Prestero tenía interés personal en esas incubadoras estropeadas, porque es el fundador de una empresa, Design that Matters [Diseño que Importa], que llevaba varios años trabajando en el desarrollo de una incubadora más resistente y menos cara, un aparato que tuviera en cuenta el hecho de que la tecnología médica compleja probablemente requeriría un mantenimiento distinto en un país en vías de desarrollo que en un hospital europeo o norteamericano. Diseñar una incubadora a la medida de un país poco desarrollado no era solo cuestión de crear algo que funcionara; también se trataba de diseñar algo que, al estropearse, no lo hiciera de manera irreparable. Como no se podía garantizar que fuera a haber repuestos, ni técnicos con la formación necesaria para arreglar los aparatos, Prestero y su equipo decidieron construir una incubadora hecha de materiales que ya existieran en abundancia en esos países. La idea original fue de un médico de Boston llamado Jonathan Rosen, que había observado que incluso en los pueblos más pequeños de algunos países del Tercer Mundo parecían arreglárselas para conservar los automóviles en razonable buen estado. En aquellos pueblos quizá no hubiera aire acondicionado, ni ordenadores portátiles ni televisión por cable, pero se las ingeniaban para que un Toyota 4×4 siguiera funcionando. Así que Rosen le fue a Prestero con su idea: ¿por qué no se hacía una incubadora con componentes de automóviles?

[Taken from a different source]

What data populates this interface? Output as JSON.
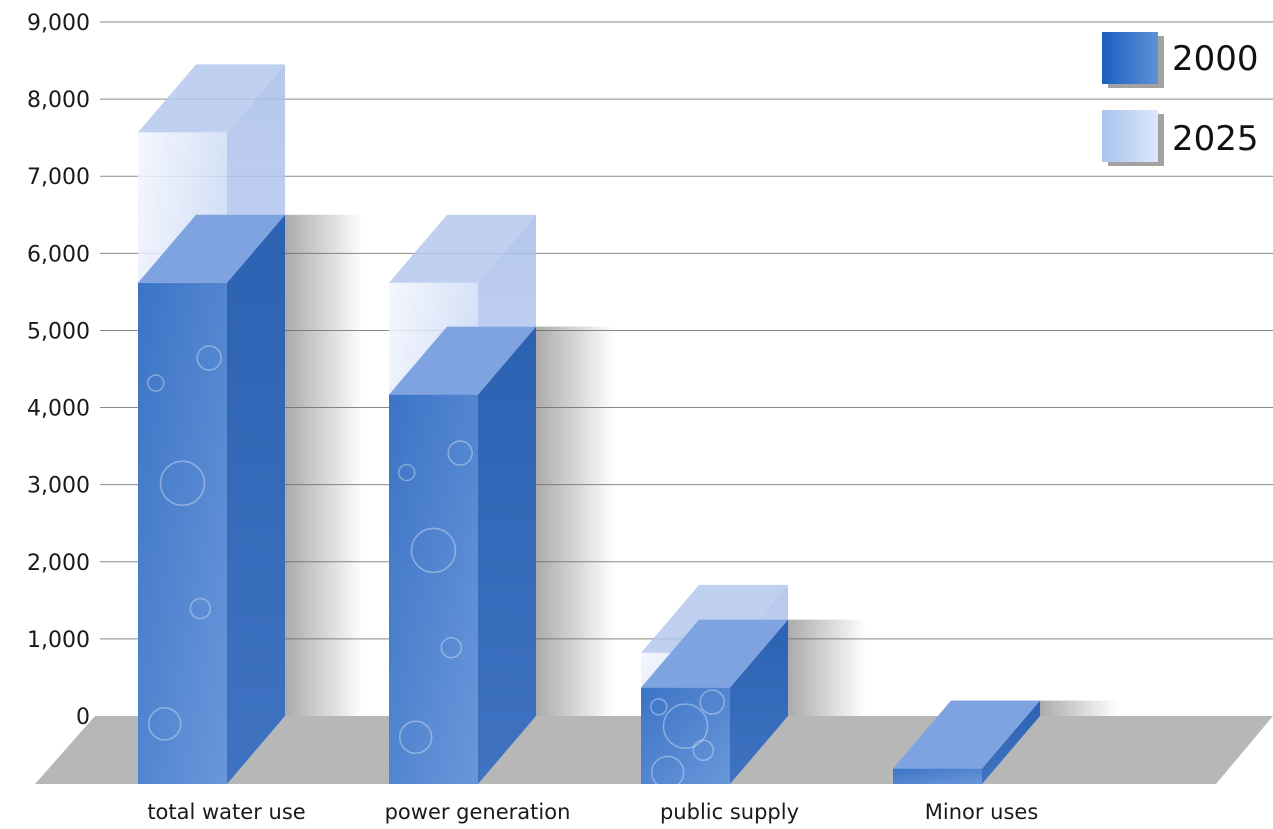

Tres años después, el equipo de Design that Matters presentó un prototipo denominado NeoNurture que, por fuera, parecía una incubadora moderna corriente, de líneas sencillas, pero que por dentro era capaz de autogenerarse. El calor, que es lo principal, lo brindaban unos faros sellados; la circulación de aire se hacía con un ventilador de motor, y las alarmas sonaban con las campanillas de las puertas. El aparato se podía enchufar con un mechero de coche adaptado, o conectarse a una batería de motocicleta estándar. El que la NeoNurture se construyera con este tipo de componentes fue eficiente en dos sentidos: en el lugar donde se instalara habría repuestos para ella, como ya sabían, y habría además los conocimientos necesarios, porque eran los mismos que se aplicaban a la reparación de coches. Ambas cosas, como a Rosen le gustaba decir, abundaban en los países en vías de desarrollo. Y no había que ser técnico cualificado para arreglar una NeoNurture; no había ni que leerse el manual: si sabías cambiarle un faro a un coche, sabrías hacerlo.

Las buenas ideas son como una incubadora NeoNurture. Vienen, inevitablemente, delimitadas por los componentes y las habilidades que las rodean. Tenemos cierta tendencia a ver de forma romántica las ideas rompedoras, a imaginar que hubo una iluminación repentina que trascendió su entorno, una mente privilegiada que fue capaz de ir más allá de los escombros de las ideas antiguas y la pétrea tradición. Pero las ideas son como un trabajo de bricolaje: se construyen a partir de restos. Tomamos las que hemos heredado, o nos hemos encontrado por casualidad, y las reorganizamos dándoles nueva forma. Nos gusta considerar que nuestras ideas son una incubadora que cuesta cuarenta mil dólares y sale flamante de la fábrica, pero en realidad las hemos montado precariamente a partir de una serie de chismes que teníamos desperdigados por el garaje.

Steven Johnson, Fragmento de “Lo posible adyacente”, en: Steven Johnson, Las buenas ideas. Una historia natural de la innovación. Turner Noema. Madrid, 2011. Tradución de María Sierra.